Countdown's 158 supermarkets have agreed to give the foodbanks all their waste packaged food which is nearing its use-by date.
Each store will also give $150 of groceries to their local Salvation Army centres for Christmas.
Salvation Army spokesman Major Robbie Ross said it would make a big difference to the church's 60 outlets which give out food in various ways.
"They have had ad hoc relationships with supermarkets across the country, but we have been working with Countdown to formalise this nationally," he said.
"Across the country in different places there is a shortage, particularly at this time of year.
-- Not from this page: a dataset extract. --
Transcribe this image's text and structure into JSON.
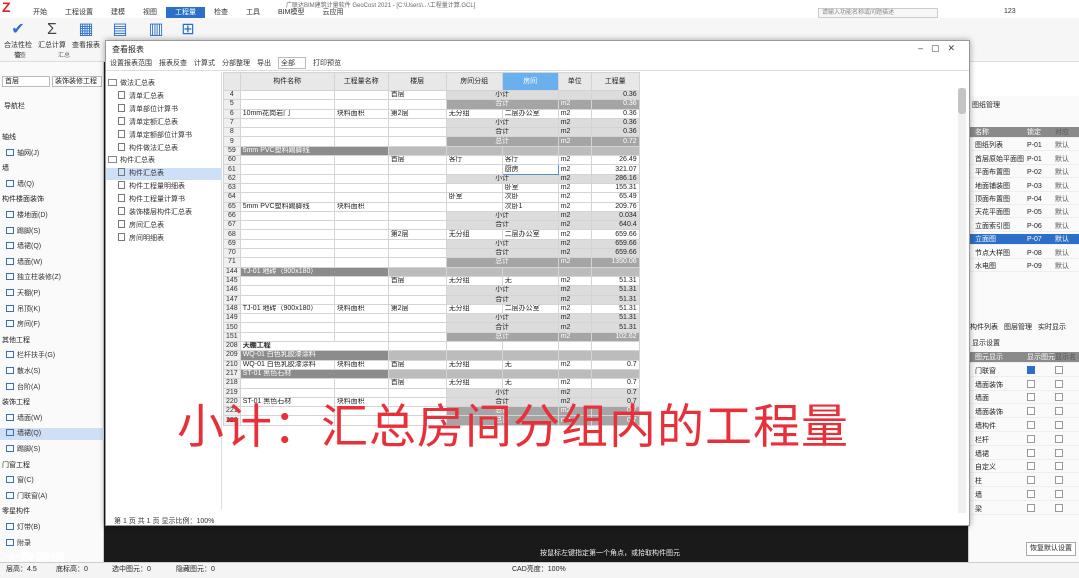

Christmas is always one of those times we are going to require a lot more food."
Countdown spokesman Luke Schepen said the deal covered only dry goods and general merchandise but could extend eventually to perishable goods such as bread, dairy products and fresh fruit and vegetables.
"Some stores have donated produce and perishable food to pig farms, and that will continue," he said.
Auckland City Mission and the Food and Grocery Council are working on a possible scheme to collect food directly from manufacturers and deliver it to all foodbanks as required.
Auckland City Missioner Diane Robertson said a similar scheme operated in Australia through Foodbank Australia.
"They have a national distribution system that says, 'We have six loads of beans,' and they can say, 'It needs to go to these three places'," she said.
"It's a matter of the organisations having enough infrastructure in terms of storage and refrigerated trucks. It needs a much bigger infrastructure than any of the agencies have here."
She said a partnership of charities, industry and central or local government would be needed.
Foodbank Australia lists 29 sponsors on its website, including the ANZ Bank, Microsoft, accounting firm KPMG, hotel chains, transport and storage companies, government agencies and the Australian Food and Grocery Council.